In this share: Mustard Greens, Kale, Frisee, Delicata Squash, Garlic, Celeriac, Yellow Onion, Carrots, Apples (bonus from our landlords )
It’s that time of year again when the field transforms, bed by bed, from a mosaic of lush greens into a growing blanket of brown. The summer crops have all been tilled in and the fall crops are quickly being whittled away. The work doesn’t end with the harvest however, as we still need to prepare our fields for their long, wet, winter hibernation. So, this past week we have been busy spreading cover crop seed. We purchased the Winter Rye, Oats, Tritacale, Peas, and Vetch from Osborne Seed Company, a great local source of certified organic cover crop seed. Why bother, you ask? Well, cover cropping plays a critical roles in maintenance of farmers’ fields, especially those that rely on organic methods for their fertility and weed management. Let us explain:
1) Cover cropping prevents erosion and leaching. The roots of cover crops, particularly the grasses, cling onto soil particles, protecting them from the onslaught of winter rains. Even mild precipitation can move large amounts of soil downhill and leach highly soluble nutrients, such as nitrogen and calcium, from our sandy soils.

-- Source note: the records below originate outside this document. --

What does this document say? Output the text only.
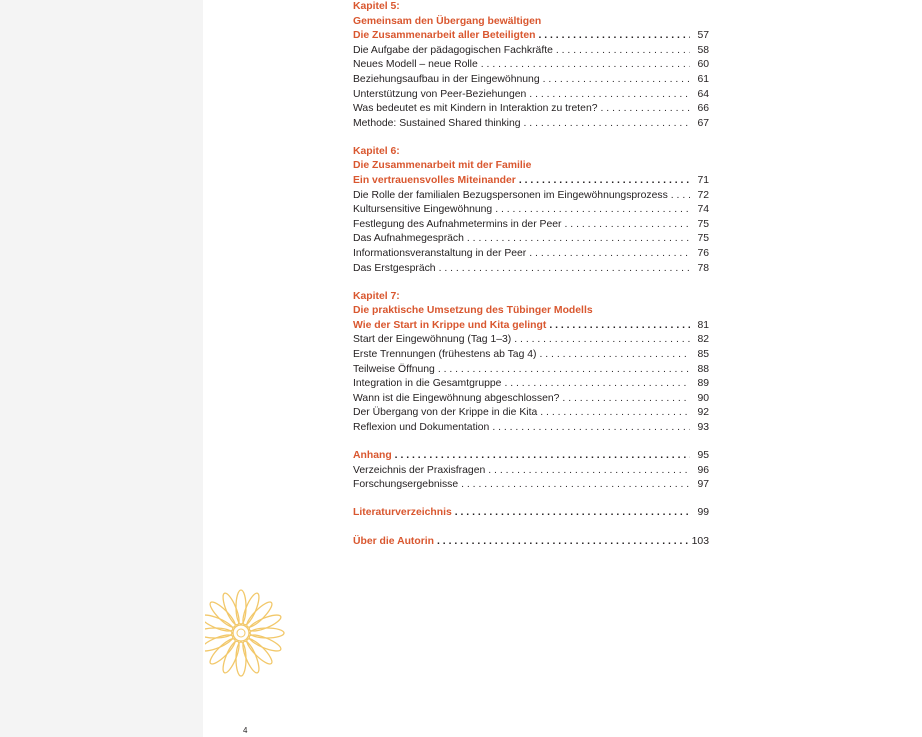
Kapitel 5:
Gemeinsam den Übergang bewältigen
Die Zusammenarbeit aller Beteiligten . . .	57
Die Aufgabe der pädagogischen Fachkräfte . . .	58
Neues Modell – neue Rolle . . .	60
Beziehungsaufbau in der Eingewöhnung . . .	61
Unterstützung von Peer-Beziehungen . . .	64
Was bedeutet es mit Kindern in Interaktion zu treten? . . .	66
Methode: Sustained Shared thinking . . .	67
Kapitel 6:
Die Zusammenarbeit mit der Familie
Ein vertrauensvolles Miteinander . . .	71
Die Rolle der familialen Bezugspersonen im Eingewöhnungsprozess . . .	72
Kultursensitive Eingewöhnung . . .	74
Festlegung des Aufnahmetermins in der Peer . . .	75
Das Aufnahmegespräch . . .	75
Informationsveranstaltung in der Peer . . .	76
Das Erstgespräch . . .	78
Kapitel 7:
Die praktische Umsetzung des Tübinger Modells
Wie der Start in Krippe und Kita gelingt . . .	81
Start der Eingewöhnung (Tag 1–3) . . .	82
Erste Trennungen (frühestens ab Tag 4) . . .	85
Teilweise Öffnung . . .	88
Integration in die Gesamtgruppe . . .	89
Wann ist die Eingewöhnung abgeschlossen? . . .	90
Der Übergang von der Krippe in die Kita . . .	92
Reflexion und Dokumentation . . .	93
Anhang . . .	95
Verzeichnis der Praxisfragen . . .	96
Forschungsergebnisse . . .	97
Literaturverzeichnis . . .	99
Über die Autorin . . .	103
4
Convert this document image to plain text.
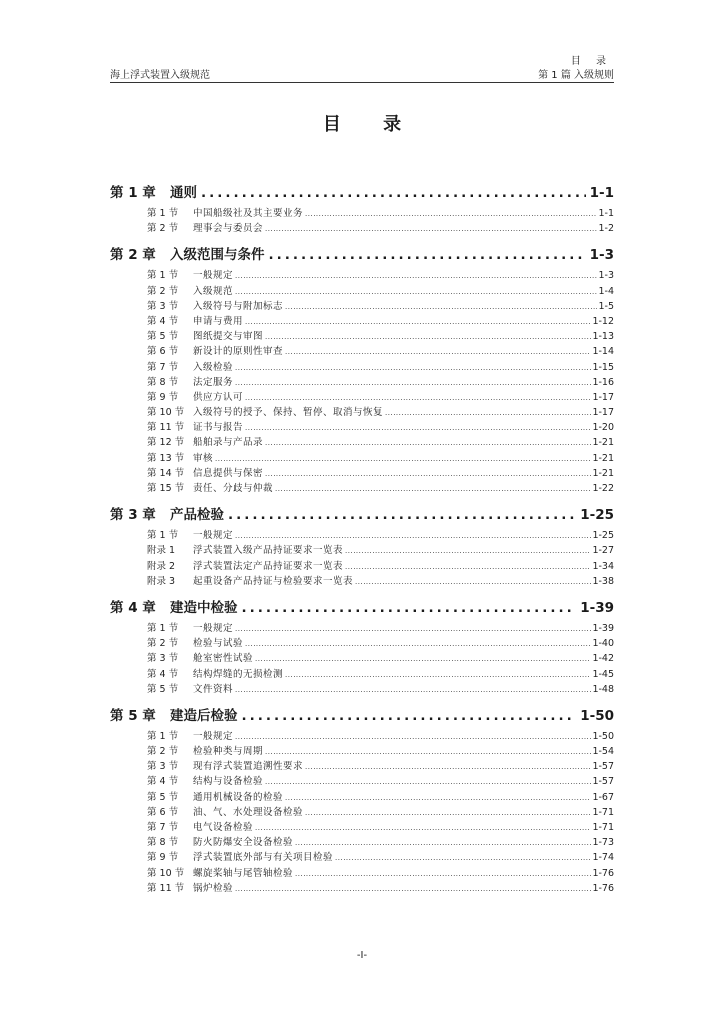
目 录
海上浮式装置入级规范	第 1 篇 入级规则
目 录
第 1 章	通则 .....	1-1
第 1 节	中国船级社及其主要业务 .....	1-1
第 2 节	理事会与委员会 .....	1-2
第 2 章	入级范围与条件 .....	1-3
第 1 节	一般规定 .....	1-3
第 2 节	入级规范 .....	1-4
第 3 节	入级符号与附加标志 .....	1-5
第 4 节	申请与费用 .....	1-12
第 5 节	图纸提交与审图 .....	1-13
第 6 节	新设计的原则性审查 .....	1-14
第 7 节	入级检验 .....	1-15
第 8 节	法定服务 .....	1-16
第 9 节	供应方认可 .....	1-17
第 10 节 入级符号的授予、保持、暂停、取消与恢复 .....	1-17
第 11 节 证书与报告 .....	1-20
第 12 节 船舶录与产品录 .....	1-21
第 13 节 审核 .....	1-21
第 14 节 信息提供与保密 .....	1-21
第 15 节 责任、分歧与仲裁 .....	1-22
第 3 章	产品检验 .....	1-25
第 1 节	一般规定 .....	1-25
附录 1	浮式装置入级产品持证要求一览表 .....	1-27
附录 2	浮式装置法定产品持证要求一览表 .....	1-34
附录 3	起重设备产品持证与检验要求一览表 .....	1-38
第 4 章	建造中检验 .....	1-39
第 1 节	一般规定 .....	1-39
第 2 节	检验与试验 .....	1-40
第 3 节	舱室密性试验 .....	1-42
第 4 节	结构焊缝的无损检测 .....	1-45
第 5 节	文件资料 .....	1-48
第 5 章	建造后检验 .....	1-50
第 1 节	一般规定 .....	1-50
第 2 节	检验种类与周期 .....	1-54
第 3 节	现有浮式装置追溯性要求 .....	1-57
第 4 节	结构与设备检验 .....	1-57
第 5 节	通用机械设备的检验 .....	1-67
第 6 节	油、气、水处理设备检验 .....	1-71
第 7 节	电气设备检验 .....	1-71
第 8 节	防火防爆安全设备检验 .....	1-73
第 9 节	浮式装置底外部与有关项目检验 .....	1-74
第 10 节 螺旋桨轴与尾管轴检验 .....	1-76
第 11 节 锅炉检验 .....	1-76
-I-
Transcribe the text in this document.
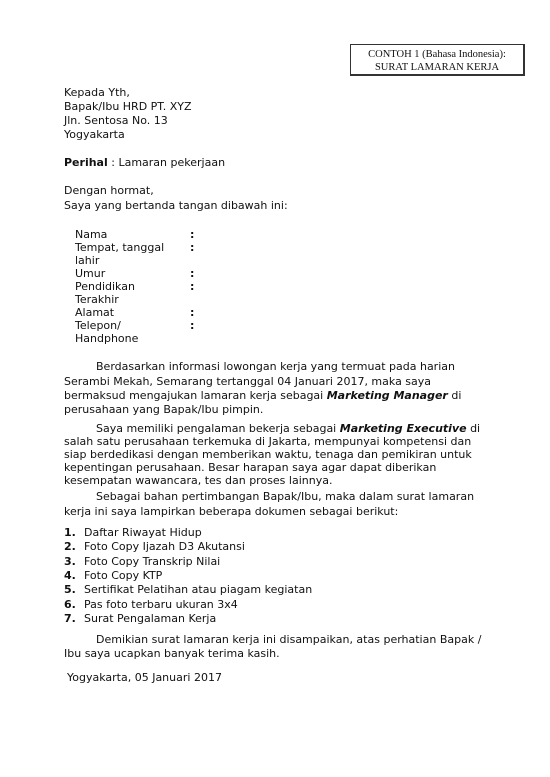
CONTOH 1 (Bahasa Indonesia):
SURAT LAMARAN KERJA
Kepada Yth,
Bapak/Ibu HRD PT. XYZ
Jln. Sentosa No. 13
Yogyakarta
Perihal : Lamaran pekerjaan
Dengan hormat,
Saya yang bertanda tangan dibawah ini:
Nama	:
Tempat, tanggal :
lahir
Umur	:
Pendidikan	:
Terakhir
Alamat	:
Telepon/	:
Handphone
Berdasarkan informasi lowongan kerja yang termuat pada harian
Serambi Mekah, Semarang tertanggal 04 Januari 2017, maka saya
bermaksud mengajukan lamaran kerja sebagai Marketing Manager di
perusahaan yang Bapak/Ibu pimpin.
Saya memiliki pengalaman bekerja sebagai Marketing Executive di
salah satu perusahaan terkemuka di Jakarta, mempunyai kompetensi dan
siap berdedikasi dengan memberikan waktu, tenaga dan pemikiran untuk
kepentingan perusahaan. Besar harapan saya agar dapat diberikan
kesempatan wawancara, tes dan proses lainnya.
Sebagai bahan pertimbangan Bapak/Ibu, maka dalam surat lamaran
kerja ini saya lampirkan beberapa dokumen sebagai berikut:
1. Daftar Riwayat Hidup
2. Foto Copy Ijazah D3 Akutansi
3. Foto Copy Transkrip Nilai
4. Foto Copy KTP
5. Sertifikat Pelatihan atau piagam kegiatan
6. Pas foto terbaru ukuran 3x4
7. Surat Pengalaman Kerja
Demikian surat lamaran kerja ini disampaikan, atas perhatian Bapak /
Ibu saya ucapkan banyak terima kasih.
Yogyakarta, 05 Januari 2017
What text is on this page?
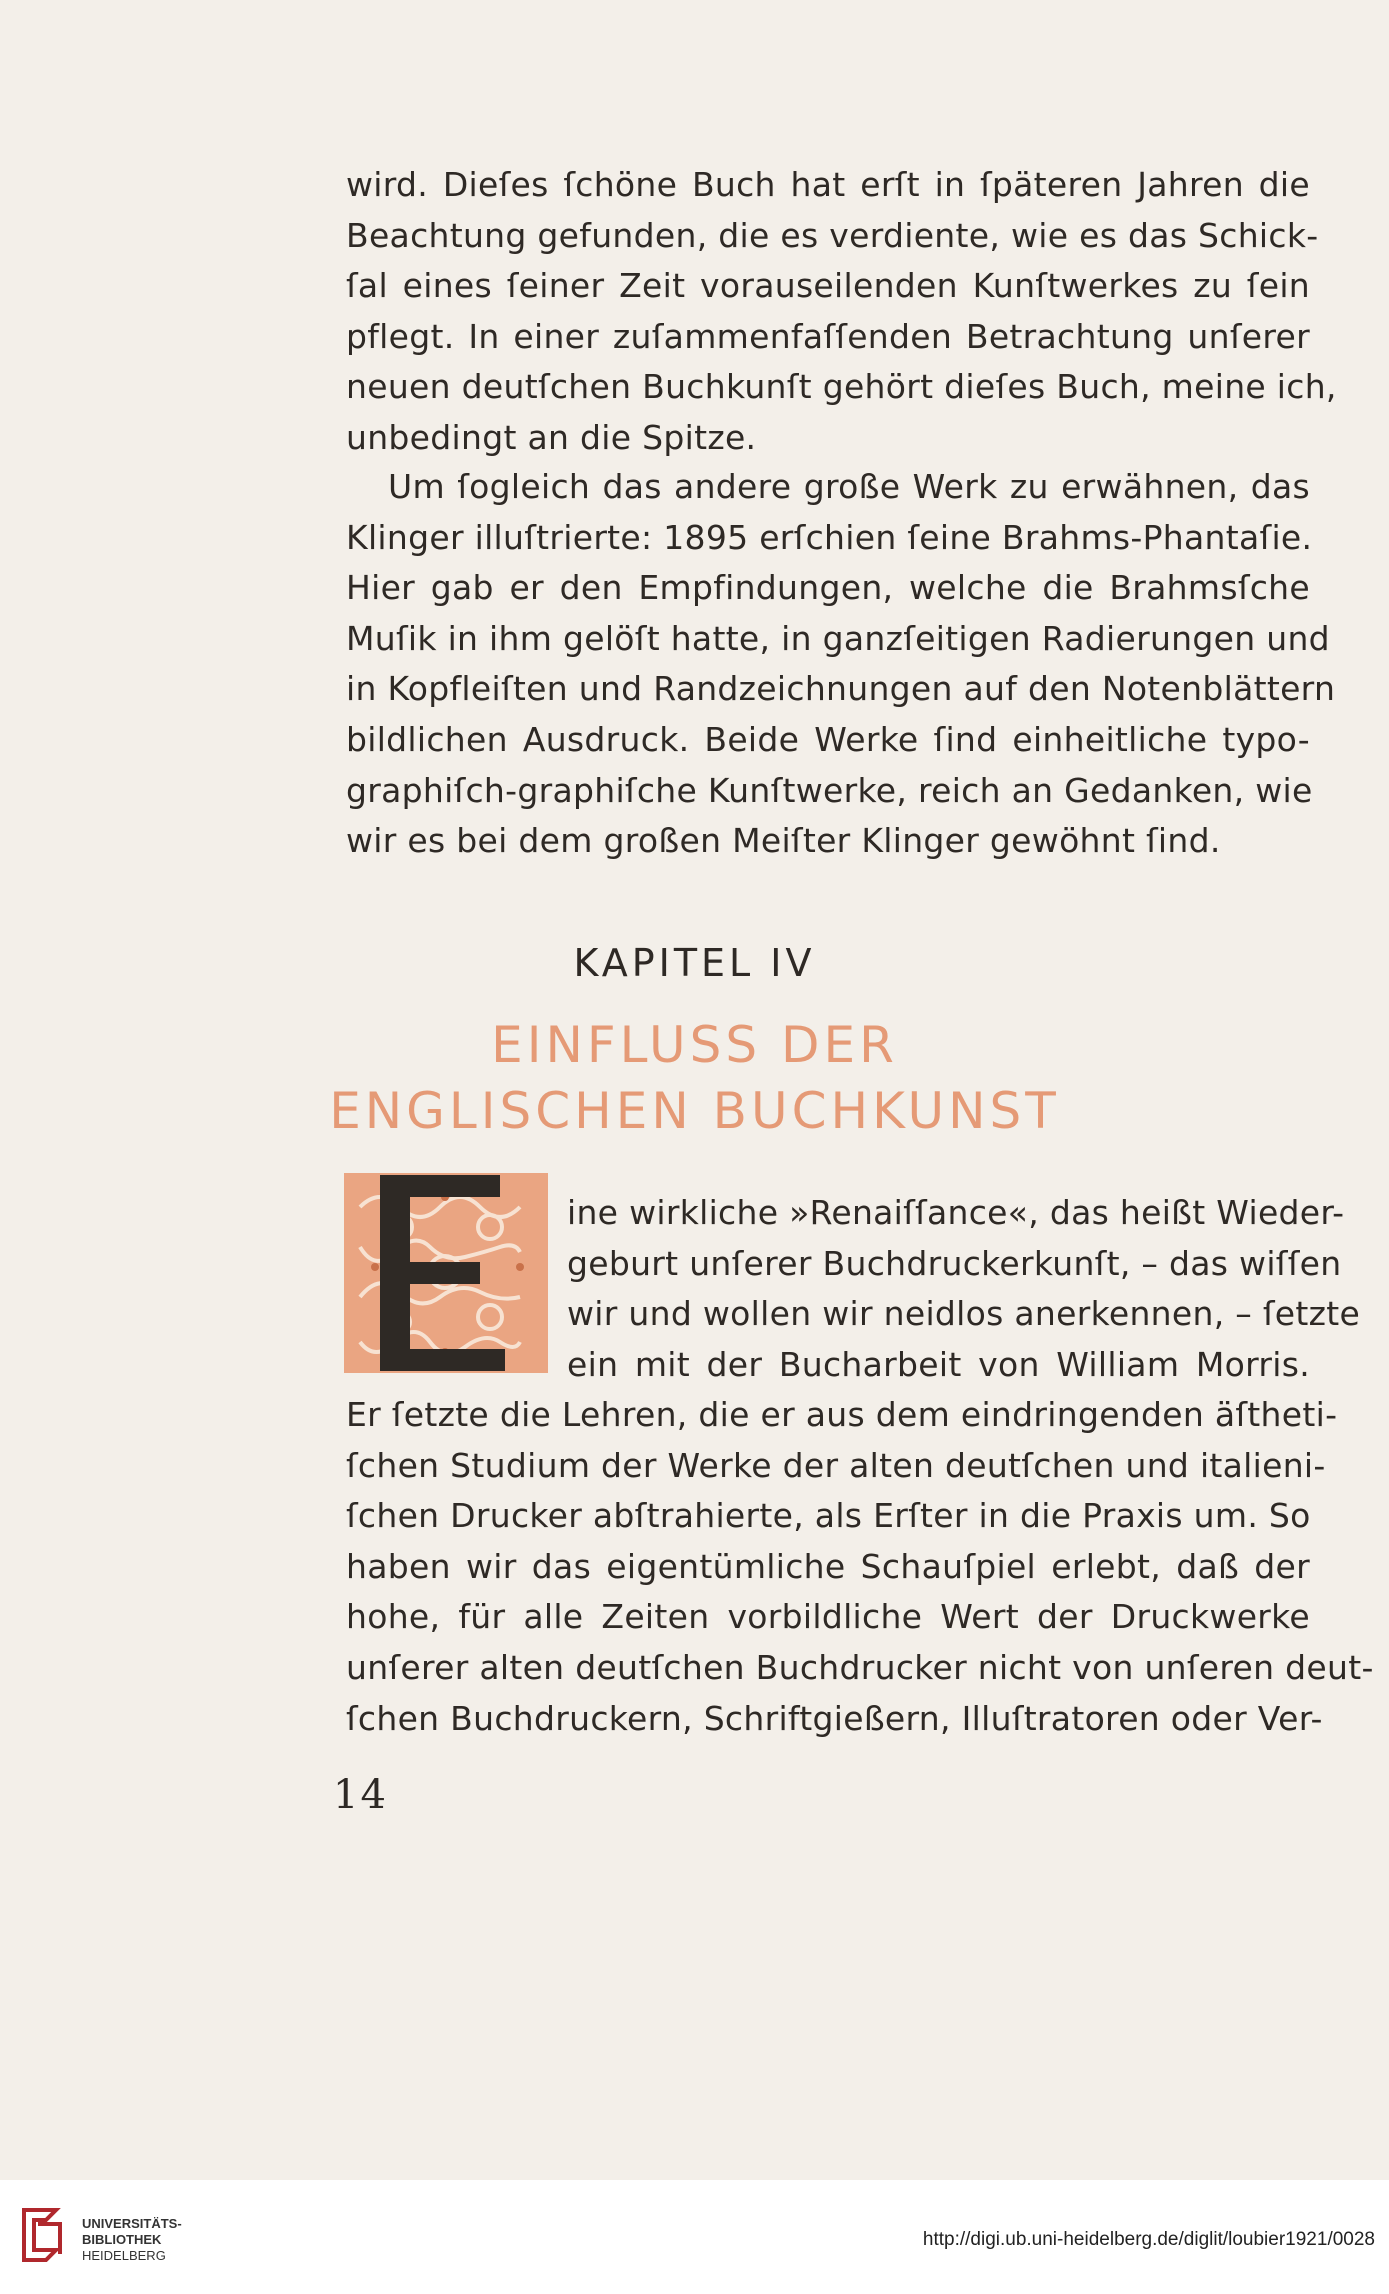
wird. Dieſes ſchöne Buch hat erſt in ſpäteren Jahren die
Beachtung gefunden, die es verdiente, wie es das Schick-
ſal eines ſeiner Zeit vorauseilenden Kunſtwerkes zu ſein
pflegt. In einer zuſammenfaſſenden Betrachtung unſerer
neuen deutſchen Buchkunſt gehört dieſes Buch, meine ich,
unbedingt an die Spitze.
Um ſogleich das andere große Werk zu erwähnen, das
Klinger illuſtrierte: 1895 erſchien ſeine Brahms-Phantaſie.
Hier gab er den Empfindungen, welche die Brahmsſche
Muſik in ihm gelöſt hatte, in ganzſeitigen Radierungen und
in Kopfleiſten und Randzeichnungen auf den Notenblättern
bildlichen Ausdruck. Beide Werke ſind einheitliche typo-
graphiſch-graphiſche Kunſtwerke, reich an Gedanken, wie
wir es bei dem großen Meiſter Klinger gewöhnt ſind.
KAPITEL IV
EINFLUSS DER
ENGLISCHEN BUCHKUNST
ine wirkliche »Renaiſſance«, das heißt Wieder-
geburt unſerer Buchdruckerkunſt, – das wiſſen
wir und wollen wir neidlos anerkennen, – ſetzte
ein mit der Bucharbeit von William Morris.
Er ſetzte die Lehren, die er aus dem eindringenden äſtheti-
ſchen Studium der Werke der alten deutſchen und italieni-
ſchen Drucker abſtrahierte, als Erſter in die Praxis um. So
haben wir das eigentümliche Schauſpiel erlebt, daß der
hohe, für alle Zeiten vorbildliche Wert der Druckwerke
unſerer alten deutſchen Buchdrucker nicht von unſeren deut-
ſchen Buchdruckern, Schriftgießern, Illuſtratoren oder Ver-
14
UNIVERSITÄTS-
BIBLIOTHEK
HEIDELBERG
http://digi.ub.uni-heidelberg.de/diglit/loubier1921/0028
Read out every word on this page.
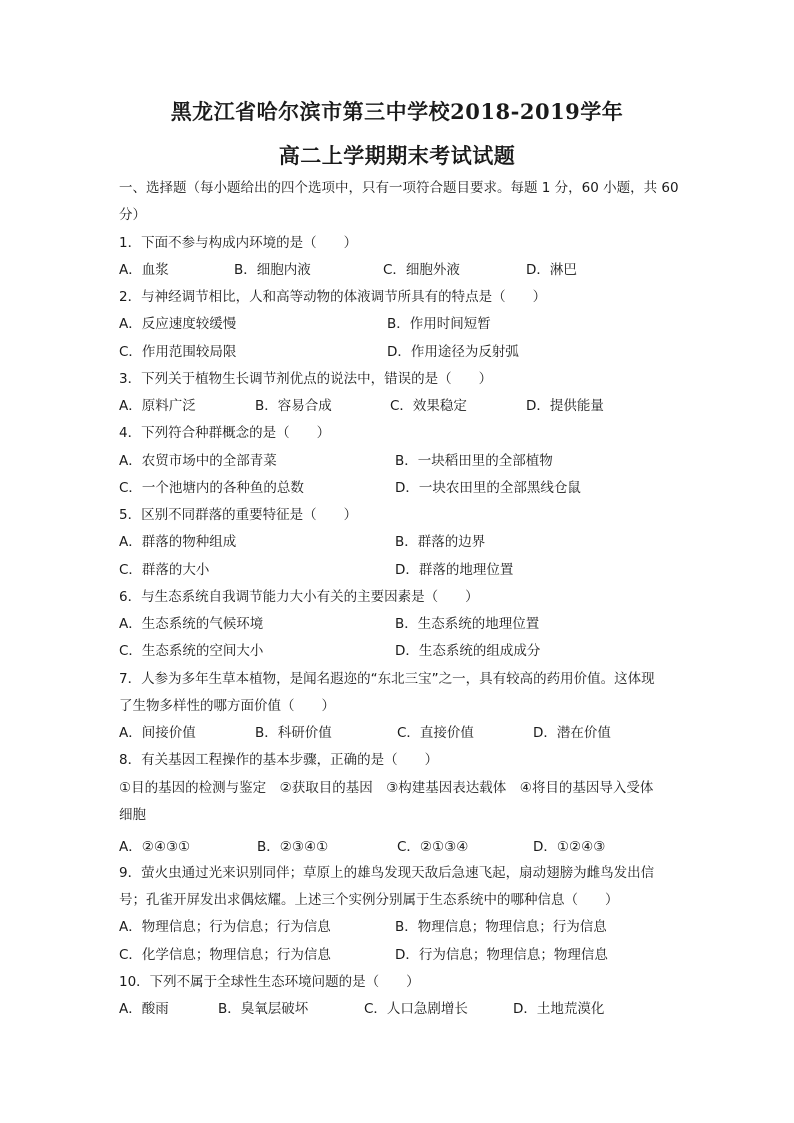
黑龙江省哈尔滨市第三中学校2018-2019学年
高二上学期期末考试试题
一、选择题（每小题给出的四个选项中，只有一项符合题目要求。每题 1 分，60 小题，共 60
分）
1．下面不参与构成内环境的是（　　）
A．血浆	B．细胞内液	C．细胞外液	D．淋巴
2．与神经调节相比，人和高等动物的体液调节所具有的特点是（　　）
A．反应速度较缓慢	B．作用时间短暂
C．作用范围较局限	D．作用途径为反射弧
3．下列关于植物生长调节剂优点的说法中，错误的是（　　）
A．原料广泛	B．容易合成	C．效果稳定	D．提供能量
4．下列符合种群概念的是（　　）
A．农贸市场中的全部青菜	B．一块稻田里的全部植物
C．一个池塘内的各种鱼的总数	D．一块农田里的全部黑线仓鼠
5．区别不同群落的重要特征是（　　）
A．群落的物种组成	B．群落的边界
C．群落的大小	D．群落的地理位置
6．与生态系统自我调节能力大小有关的主要因素是（　　）
A．生态系统的气候环境	B．生态系统的地理位置
C．生态系统的空间大小	D．生态系统的组成成分
7．人参为多年生草本植物，是闻名遐迩的“东北三宝”之一，具有较高的药用价值。这体现
了生物多样性的哪方面价值（　　）
A．间接价值	B．科研价值	C．直接价值	D．潜在价值
8．有关基因工程操作的基本步骤，正确的是（　　）
①目的基因的检测与鉴定　②获取目的基因　③构建基因表达载体　④将目的基因导入受体
细胞
A．②④③①	B．②③④①	C．②①③④	D．①②④③
9．萤火虫通过光来识别同伴；草原上的雄鸟发现天敌后急速飞起，扇动翅膀为雌鸟发出信
号；孔雀开屏发出求偶炫耀。上述三个实例分别属于生态系统中的哪种信息（　　）
A．物理信息；行为信息；行为信息	B．物理信息；物理信息；行为信息
C．化学信息；物理信息；行为信息	D．行为信息；物理信息；物理信息
10．下列不属于全球性生态环境问题的是（　　）
A．酸雨	B．臭氧层破坏	C．人口急剧增长	D．土地荒漠化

2) Cover cropping suppresses weed growth. Weeds that get established in the fall can complete their life cycle and release seed before the fields are dry enough in the spring to till them in. Thus, it’s important to establish a good stand of cover crop before the weeds can get a foothold. It may not prevent total weed germination, but will slow their growth so that they can still be managed when spring comes around.
3) Cover cropping adds organic matter and nitrogen to the soil, increasing overall tilth and fertility. In the spring, all that cover crop plant material is tilled into the ground, becoming food for bacteria and other decomposes, who in turn help mineralize soil nutrients and make them available to plant roots. The grasses such as rye, aats and tritacle are heavy in carbon, which help to increase overall organic matter. Peas, vetch and favas are legumes, all of which have root nodules loaded with bacteria who suck nitrogen out of the air and make it available to plants and soil organisms. Carbon and Nitrogen are the two most critical building blocks of living organisms, thus grasses and legumes make a great cover crop team!
4) Other benefits include disrupting pest and disease cycles, providing habitat for animals, attracting pollinators and other the beneficial insects in the spring when the legumes are flowering, and providing overall beauty to the farm.